Ce que je peux faire de mieux là où je ne suis pas le bienvenu,
c’est de prendre mers cliques et mes claques pour aller me poser ailleurs.
« Ce sentiment n’est
qu’une illusion. »
Bien moins que la prétendue citoyenneté du monde, dont le
passeport n’est même pas valable au Monopoly.
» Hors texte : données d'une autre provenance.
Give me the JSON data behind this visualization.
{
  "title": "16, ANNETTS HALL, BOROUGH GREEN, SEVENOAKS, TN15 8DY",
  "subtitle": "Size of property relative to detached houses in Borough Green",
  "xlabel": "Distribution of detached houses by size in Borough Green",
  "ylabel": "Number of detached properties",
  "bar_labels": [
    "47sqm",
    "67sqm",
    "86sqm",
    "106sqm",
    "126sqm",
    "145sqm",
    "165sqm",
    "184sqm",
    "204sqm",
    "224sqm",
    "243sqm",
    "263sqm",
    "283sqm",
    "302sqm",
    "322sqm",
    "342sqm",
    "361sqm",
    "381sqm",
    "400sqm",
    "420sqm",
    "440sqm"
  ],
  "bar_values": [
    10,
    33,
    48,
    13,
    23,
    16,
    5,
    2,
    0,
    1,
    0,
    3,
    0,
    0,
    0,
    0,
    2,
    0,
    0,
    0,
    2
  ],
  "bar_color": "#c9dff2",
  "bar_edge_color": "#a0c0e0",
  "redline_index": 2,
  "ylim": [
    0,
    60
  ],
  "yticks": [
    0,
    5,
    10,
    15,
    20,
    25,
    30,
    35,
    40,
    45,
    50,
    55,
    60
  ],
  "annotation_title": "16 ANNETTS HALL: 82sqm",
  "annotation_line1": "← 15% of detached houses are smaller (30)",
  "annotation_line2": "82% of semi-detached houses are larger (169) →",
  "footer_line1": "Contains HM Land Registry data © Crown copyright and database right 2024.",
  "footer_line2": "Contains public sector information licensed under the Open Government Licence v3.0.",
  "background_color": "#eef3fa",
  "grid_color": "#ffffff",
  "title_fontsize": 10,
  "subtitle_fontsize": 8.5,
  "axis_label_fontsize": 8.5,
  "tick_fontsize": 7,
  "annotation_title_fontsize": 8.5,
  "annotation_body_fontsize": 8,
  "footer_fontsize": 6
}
Du moment que l’homme se
sédentarise, il s’attache à son territoire et il le défend lorsqu’il est
attaqué, lorsqu’il l’estime menacé ou simplement pour signifier
aux intrus qu’ils pénètrent en terre « étrangère ». C’est ce que font
les racailles lorsqu’elles agressent des médecins, des employés du SAMU ou des
pompiers, qui ne menacent en rien leurs trafics et leur pouvoir.
« Nous sommes tous
des immigrés, quelle que soit la date à laquelle notre famille est arrivé dans
le pays. Le »pur souche« n’existe pas et n’a jamais existé. »
Nous ne sommes pas tous des immigrés, mais pour certains des
issus (partiels) d’immigration. Mais ce qui importe, encore une fois, c’est
ce sentiment d’appartenance à une communauté, lié à l’assimilation, que vous n’éprouvez pas.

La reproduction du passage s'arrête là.